There is one situation where you can’t rely on correct behavior without __syncthreads(). That is when shared variables are cached in registers until a __syncthreads() is hit. Syncthreads has a second meaning: flush all cached shared variables.

That is, if there is a shared variable called “x”, and there is a spin wait on x, then there must be a __syncthreads, or each thread will see its own copy of x and the loop will never exit. Another way around this is to declare x as volatile, forcing the shared variable to be coherent in shared memory.


Sure, Thanks! The 1.1 CUDA manual has a note on “volatile”. (1.0 manual does not). If you have only one WARP in your block, You dont need that “volatile” too.


You actually need “volatile” for 32 threads. I got enlightened by the posts below. Read on…

Actually you might need the volatile even for one warp, for the reason he states: shared memory values can be temporarily cached in registers.

because they are stored in registers to perform computation with them if I understood correctly?

That is because the 1.0 compiler did not honor the volatile keyword :))

Only the 1.1 manual talks about “volatile” and 1.0 does NOT.

Also note that the PTX 1.1 ISA manual talks about “ld.volatile” and “st.volatile” instructions. So, it is possible that LOADS generated by VOLATILE keyword can again be filtered when PTX code is actually translated. So, it is better to stick with “volatile” on a 1.1 environment.

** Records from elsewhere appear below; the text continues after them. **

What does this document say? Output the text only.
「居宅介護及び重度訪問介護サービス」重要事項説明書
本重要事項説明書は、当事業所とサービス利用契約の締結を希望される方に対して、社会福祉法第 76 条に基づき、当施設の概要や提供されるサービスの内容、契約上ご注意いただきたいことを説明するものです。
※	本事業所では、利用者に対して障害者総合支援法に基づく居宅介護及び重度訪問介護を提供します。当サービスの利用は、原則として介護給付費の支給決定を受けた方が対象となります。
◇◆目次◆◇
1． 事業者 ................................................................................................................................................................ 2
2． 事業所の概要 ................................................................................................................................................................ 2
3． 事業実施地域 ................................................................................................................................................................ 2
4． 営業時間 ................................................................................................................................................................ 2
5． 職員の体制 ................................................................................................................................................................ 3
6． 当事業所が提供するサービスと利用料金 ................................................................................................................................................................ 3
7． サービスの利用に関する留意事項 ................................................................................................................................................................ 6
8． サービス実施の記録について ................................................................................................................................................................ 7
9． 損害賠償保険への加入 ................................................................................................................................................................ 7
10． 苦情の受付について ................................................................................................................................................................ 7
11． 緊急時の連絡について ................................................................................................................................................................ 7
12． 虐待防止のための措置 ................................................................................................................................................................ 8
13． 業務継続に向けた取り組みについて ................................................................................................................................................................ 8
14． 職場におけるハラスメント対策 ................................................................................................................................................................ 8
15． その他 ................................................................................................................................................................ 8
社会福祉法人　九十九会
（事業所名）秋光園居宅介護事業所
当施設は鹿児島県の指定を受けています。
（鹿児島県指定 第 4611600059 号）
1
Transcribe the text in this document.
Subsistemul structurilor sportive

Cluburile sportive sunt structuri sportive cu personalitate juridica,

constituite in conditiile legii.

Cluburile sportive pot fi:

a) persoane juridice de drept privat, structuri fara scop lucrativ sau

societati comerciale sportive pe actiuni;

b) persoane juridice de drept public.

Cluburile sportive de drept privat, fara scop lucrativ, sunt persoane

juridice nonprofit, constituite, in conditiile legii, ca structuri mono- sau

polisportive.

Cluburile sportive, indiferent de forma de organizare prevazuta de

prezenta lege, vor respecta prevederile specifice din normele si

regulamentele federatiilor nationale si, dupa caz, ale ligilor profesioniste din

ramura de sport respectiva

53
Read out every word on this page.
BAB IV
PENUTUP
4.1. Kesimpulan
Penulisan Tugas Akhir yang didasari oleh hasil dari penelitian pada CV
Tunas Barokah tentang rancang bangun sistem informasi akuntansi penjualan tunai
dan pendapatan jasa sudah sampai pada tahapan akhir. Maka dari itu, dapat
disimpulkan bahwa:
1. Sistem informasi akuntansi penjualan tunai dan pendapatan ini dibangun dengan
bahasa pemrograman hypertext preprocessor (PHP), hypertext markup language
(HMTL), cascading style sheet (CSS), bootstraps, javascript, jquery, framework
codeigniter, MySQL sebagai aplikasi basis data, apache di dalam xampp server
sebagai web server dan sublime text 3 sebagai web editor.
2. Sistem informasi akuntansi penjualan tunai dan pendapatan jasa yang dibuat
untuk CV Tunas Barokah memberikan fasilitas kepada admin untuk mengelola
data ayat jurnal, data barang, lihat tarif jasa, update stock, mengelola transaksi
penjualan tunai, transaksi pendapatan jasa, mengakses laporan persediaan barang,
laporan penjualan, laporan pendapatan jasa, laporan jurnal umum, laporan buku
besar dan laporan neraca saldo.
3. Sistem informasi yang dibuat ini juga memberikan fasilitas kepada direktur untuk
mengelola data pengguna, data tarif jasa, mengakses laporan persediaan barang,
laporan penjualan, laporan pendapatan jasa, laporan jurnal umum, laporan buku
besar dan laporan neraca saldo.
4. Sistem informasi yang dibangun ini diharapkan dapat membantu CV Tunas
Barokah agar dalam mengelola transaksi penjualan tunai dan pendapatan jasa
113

Wumpus, You are right! You might require “volatile” even in case of 32 threads. That depends on the application. The programmer has to decide on that.

Thanks for correcting.

For the sake of every1’s clarity:

A possible example would be:

sarray[threadIdx.x] = 25;


sarray[threadIdx.x + 1] = steps[threadIdx.x] + 5;


if (sarray[threadIdx.x] == 25)




Now, if the 25 that was stored was cached in a register, the compiler would still use it to compare with the IF statement and IF statement would give in – which would b wrong.

You need a “volatile” in such cases.

Yes, because 1.0 did not honor the keyword.